Une analyse plus large des chiffres a conduit les économistes à renoncer à la convergence inconditionnelle. Malheureusement, pendant des siècles, les pays les plus pauvres n’avaient pas plus de chances de connaître une croissance rapide que les pays plus riches. Ce n’est que lorsqu’on tient compte des différences entre les pays, dans des facteurs tels que la croissance démographique ou les taux d’investissement, que la convergence (conditionnelle) s’est produite.
Puis quelque chose d’extraordinaire s’est produit. Vers le milieu des années 1990, les pays les plus pauvres ont commencé à connaître une croissance plus élevée que les pays plus riches, moins volatile et plus persistante. La tendance était large et n’était pas motivée par un seul pays comme la Chine. Un étude publié en 2021 l’a appelé triomphalement « La nouvelle ère de convergence inconditionnelle ».
Un autre étude publié en 2021 par Kremer, Jack Willis de l’Université de Columbia et Yang You de l’Université de Hong Kong ont découvert que ce changement coïncidait avec le fait que les pays se ressemblaient de plus en plus à bien d’autres égards, notamment en termes de taux de croissance démographique, d’investissement et de dépenses publiques. Même si les auteurs ont pris soin de souligner qu’il n’était pas clair ce qui causait quoi, il est possible que des politiques de plus en plus similaires aient aidé les pays les plus pauvres à converger vers les pays plus riches. Si vous acceptez cette idée, c’est une raison d’être optimiste, dit Willis. Cela suggère que l’histoire n’est pas le destin et que de profonds désavantages peuvent être surmontés.
Malheureusement, ce nouvel âge d’or est peut-être déjà terminé. Les dernières données de la Banque mondiale confirment qu’au cours des années 2000, la dispersion des revenus par personne dans un ensemble cohérent de 204 pays a effectivement diminué. Mais à partir du milieu des années 2010, elle s’est stabilisée, une tendance que la pandémie n’a que temporairement perturbée.

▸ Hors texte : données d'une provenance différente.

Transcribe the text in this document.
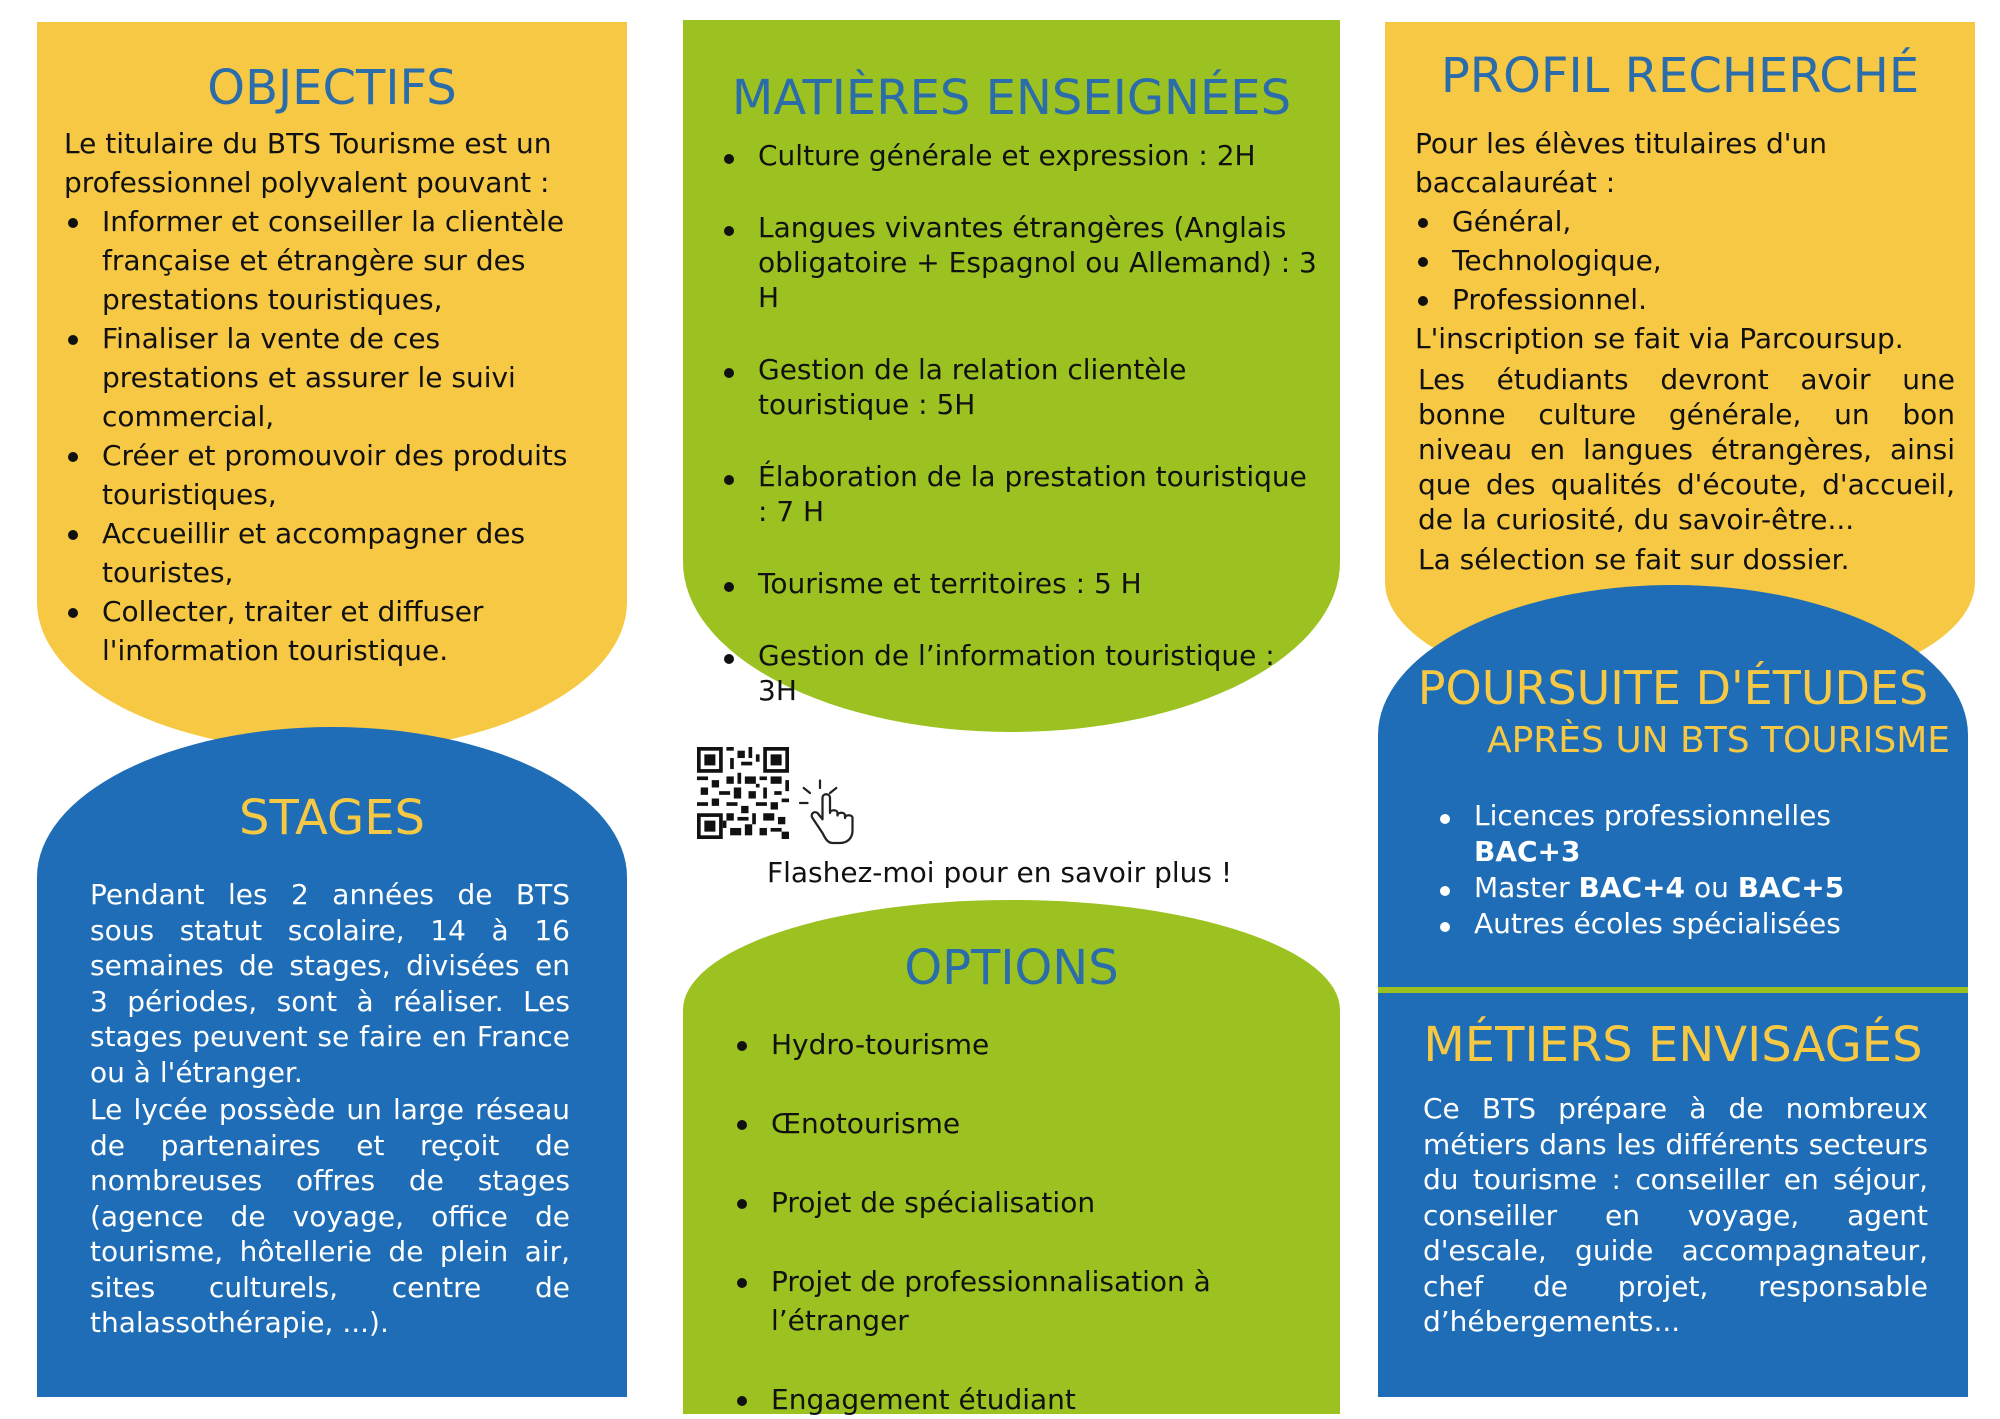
OBJECTIFS
Le titulaire du BTS Tourisme est un professionnel polyvalent pouvant :
Informer et conseiller la clientèle française et étrangère sur des prestations touristiques,
Finaliser la vente de ces prestations et assurer le suivi commercial,
Créer et promouvoir des produits touristiques,
Accueillir et accompagner des touristes,
Collecter, traiter et diffuser l'information touristique.
MATIÈRES ENSEIGNÉES
Culture générale et expression : 2H
Langues vivantes étrangères (Anglais obligatoire + Espagnol ou Allemand) : 3 H
Gestion de la relation clientèle touristique : 5H
Élaboration de la prestation touristique : 7 H
Tourisme et territoires : 5 H
Gestion de l’information touristique : 3H
PROFIL RECHERCHÉ
Pour les élèves titulaires d'un baccalauréat :
Général,
Technologique,
Professionnel.
L'inscription se fait via Parcoursup.
Les étudiants devront avoir une bonne culture générale, un bon niveau en langues étrangères, ainsi que des qualités d'écoute, d'accueil, de la curiosité, du savoir-être...
La sélection se fait sur dossier.
STAGES
Pendant les 2 années de BTS sous statut scolaire, 14 à 16 semaines de stages, divisées en 3 périodes, sont à réaliser. Les stages peuvent se faire en France ou à l'étranger.
Le lycée possède un large réseau de partenaires et reçoit de nombreuses offres de stages (agence de voyage, office de tourisme, hôtellerie de plein air, sites culturels, centre de thalassothérapie, ...).
Flashez-moi pour en savoir plus !
OPTIONS
Hydro-tourisme
Œnotourisme
Projet de spécialisation
Projet de professionnalisation à l’étranger
Engagement étudiant
POURSUITE D'ÉTUDES
APRÈS UN BTS TOURISME
Licences professionnelles
BAC+3
Master BAC+4 ou BAC+5
Autres écoles spécialisées
MÉTIERS ENVISAGÉS
Ce BTS prépare à de nombreux métiers dans les différents secteurs du tourisme : conseiller en séjour, conseiller en voyage, agent d'escale, guide accompagnateur, chef de projet, responsable d’hébergements...
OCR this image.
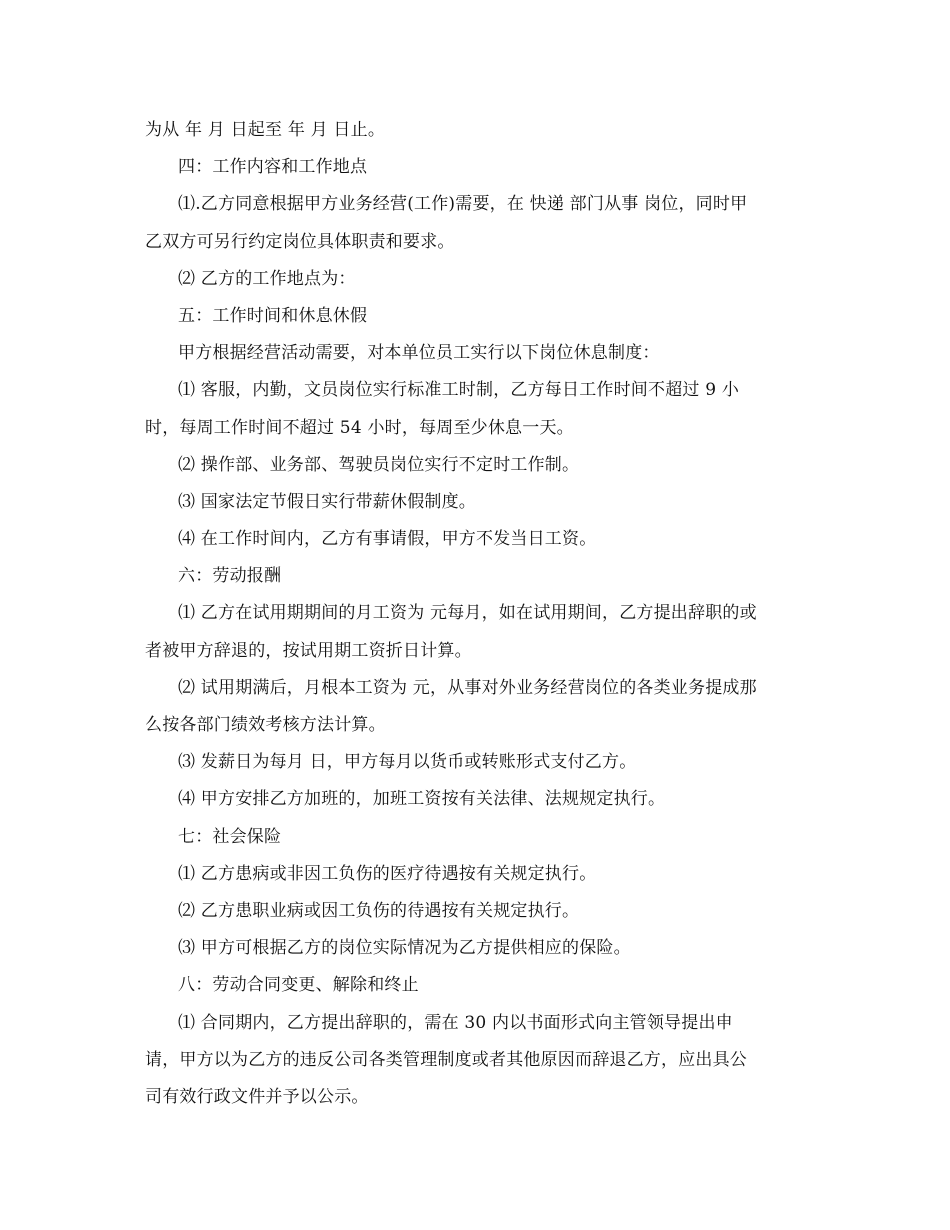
为从 年 月 日起至 年 月 日止。

四：工作内容和工作地点

⑴.乙方同意根据甲方业务经营(工作)需要，在 快递 部门从事 岗位，同时甲

乙双方可另行约定岗位具体职责和要求。

⑵ 乙方的工作地点为：

五：工作时间和休息休假

甲方根据经营活动需要，对本单位员工实行以下岗位休息制度：

⑴ 客服，内勤，文员岗位实行标准工时制，乙方每日工作时间不超过 9 小

时，每周工作时间不超过 54 小时，每周至少休息一天。

⑵ 操作部、业务部、驾驶员岗位实行不定时工作制。

⑶ 国家法定节假日实行带薪休假制度。

⑷ 在工作时间内，乙方有事请假，甲方不发当日工资。

六：劳动报酬

⑴ 乙方在试用期期间的月工资为 元每月，如在试用期间，乙方提出辞职的或

者被甲方辞退的，按试用期工资折日计算。

⑵ 试用期满后，月根本工资为 元，从事对外业务经营岗位的各类业务提成那

么按各部门绩效考核方法计算。

⑶ 发薪日为每月 日，甲方每月以货币或转账形式支付乙方。

⑷ 甲方安排乙方加班的，加班工资按有关法律、法规规定执行。

七：社会保险

⑴ 乙方患病或非因工负伤的医疗待遇按有关规定执行。

⑵ 乙方患职业病或因工负伤的待遇按有关规定执行。

⑶ 甲方可根据乙方的岗位实际情况为乙方提供相应的保险。

八：劳动合同变更、解除和终止

⑴ 合同期内，乙方提出辞职的，需在 30 内以书面形式向主管领导提出申

请，甲方以为乙方的违反公司各类管理制度或者其他原因而辞退乙方，应出具公

司有效行政文件并予以公示。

En mesurant la convergence différemment, dans les années 2000 et 2010, les pays les plus pauvres ont connu une croissance plus rapide que les pays plus riches. Mais à partir de 2015, le revenu par personne n’était pratiquement plus corrélé à la croissance jusqu’en 2022. Entre 2019 et 2022, les pays les plus pauvres ont connu une croissance plus lente que leurs pairs plus riches.
Il serait réconfortant de s’accrocher à l’espoir d’une convergence inconditionnelle. Peut-être que les tendances très récentes en disent plus sur l’étrangeté du Covid-19 que sur une nouvelle ère. Peut-être que les mesures budgétaires énergiques des pays les plus riches ont permis une reprise plus rapide, un effet qui s’estompera avec le temps.
Jared Rubin, de l’Université Chapman, suggère une vision plus sombre, selon laquelle la convergence du début des années 2000 n’était qu’un déplacement ponctuel des travailleurs vers le marché du travail mondial. En d’autres termes, le fruit de la mondialisation. Pendant ce temps, des institutions comme la Banque mondiale semblent pessimistes quant au développement, compte tenu du changement climatique, des taux d’intérêt plus élevés et de la fragilité des institutions démocratiques.
À propos de la théorie de la croissance, Solow a déclaré un jour que « beaucoup plus de questions ont été posées que de réponses ». C’est toujours vrai. Nous ne savons pas exactement comment faire en sorte que les pays les plus pauvres rattrapent les plus riches. Mais nous savons que cela n’a rien d’automatique.